[SOLVED] COS level - if 1st login, force user change pass.

[aurfalien]

Hi all,

While there is a way to force a specific user to change their pass upon 1st log in, is there a way to do it globally/at the COS level?

I'm trying to automate account creation.

* This can be done in Exchange and Communigate

[mmorse]

zmprov mc COSname zimbraPasswordMustChange TRUE

--Edit1--

Actually it's not available on COS or domain:

Quote:

<attr id="41" name="zimbraPasswordMustChange" type="boolean" cardinality="single" optionalIn="account" flags="domainAdminModifiable">
<desc>must change password on auth</desc>
</attr>

I don't see an RFE on having zimbraPasswordMustChange in the COS or domain level, so you feel free to open one in bugzilla if you want.

So either script it into the account creation:

Code:

zmprov ca user@domain.com tempPassword zimbraPasswordMustChange TRUE                      
zmprov ca user@domain.com '' zimbraPasswordMustChange TRUE

OR get a list of all users in a COS then apply it to them:

Code:

zmprov gc COSName | grep zimbraId
zmprov sa zimbraCOSId=string > accounts.txt

More methods here [SOLVED] Looking for reporting output of names, accounts, lists, alias, etc. like:

Quote:

zmprov gac -v | grep -e cn: -e zimbraId
zmprov gaa -v | grep -e mail: -e zimbraCOSId | grep -B1 PutCOSIdStringHere | grep mail: | awk '{print $2}'

Check that file to make sure you didn't hit Bug 29763 - Missing zimbraCOSId when set to auto
Then take that list back in:
zmprov < file.txt where file.txt contains ma user@domain.com zimbraPasswordMustChange TRUE

---Edit2---

Even easier do:

Code:

zmprov gc COSName | grep zimbraId
nano /opt/zimbra/somewhere/script.sh

-copy the below & save
-make the file readable & executable with chmod
-then run ./script.sh as root or zimbra

Code:

#!/bin/bash
for i in `/opt/zimbra/bin/zmprov sa zimbraCOSId=IDStringHERE`
do
  echo $i
  /opt/zimbra/bin/zmprov ma $i zimbraPasswordMustChange TRUE
done

[aurfalien]

Mike,

Thank you sooo much, yoda man! You just made my life much easier.

I got this message from a buddy of mine who asked tech support;

I am sorry but a feature of such sort is not available at the cos level. However while creating an account you can select that option in the Admin console.

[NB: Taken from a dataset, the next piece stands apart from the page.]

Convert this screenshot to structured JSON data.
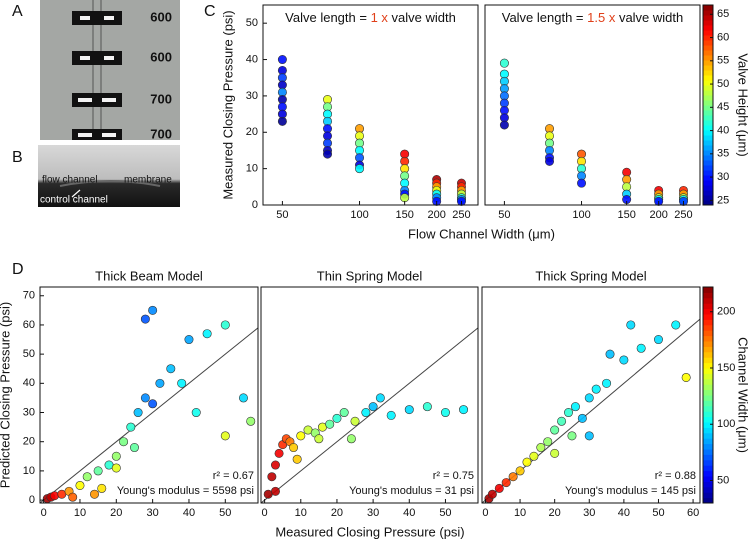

And if you are using CLI then you can use the following command to enforce password change at first login:

zmprov ca user@domain.com <password> zimbraPasswordMustChange 'TRUE'

Thanks and Regards,

[mmorse]

I gather you saw my edits on setting it during account creation, but wanted to point out it can be done via simple script even if already provisioned - assuming your not suffering from bug Bug 29763 - Missing zimbraCOSId when set to auto or something it's an easy:

Code:

zmprov gc COSName | grep zimbraId
nano /opt/zimbra/somewhere/script.sh

-copy the below & save
-make the file readable & executable with chmod
-then run ./script.sh as root or zimbra

Code:

#!/bin/bash
for i in `/opt/zimbra/bin/zmprov sa zimbraCOSId=PutIDStringHere`
do
  echo $i
  /opt/zimbra/bin/zmprov ma $i zimbraPasswordMustChange TRUE
done

[aurfalien]

Hi Mike,

Thanks for the reply.

I would like to add he zmprov ca zimbraPasswordMustChange TRUE to my zmexternaldirsync script but am unsure where to put it.

I searched for zmprov ca but it appears that the only instance of zmprov ca is for logging purposes.

However there are many zmprov instances in the file.

You mind looking at zmexternaldirsync to suggest were I should place it?

I understand that this is advice that is "as is" so iI won't be nagging you. however I just need a nudge in the right direction.

Let me know and I can post the script for you.

[aurfalien]

Hi Mike,

Looks like I hit that bug.

How do I un-set class of service to auto?

When I run /opt/zimbra/bin/zmprov sa zimbraCOSId=mycosid#

Nothing comes back.

I got the COSId by doing;

zmprov gc COSName | grep zimbraId

[aurfalien]

I'm posting this for anyone following this thread.

I use an external LDAP directory and have Zimbra syncing accounts off of it.

The script; zmexternaldirsync is very useful for this however I modified the following line so that all users who get provisioned are forced to change there password upon 1st login to Zimbra webmail;

line 1969 of zmexernaldirsync

change line from;

print ZMPROV "ca $str\n";

to;

print ZMPROV "ca $str zimbraPasswordMustChange TRUE\n";

The zmexternaldirsync script allows you to force a single password for all accounts that get provisioned. I set this password to be generic so that users can login to Zimbra and change it.

I also setup Drupal so that the same type of policy holds true for there external LDAP accounts as well.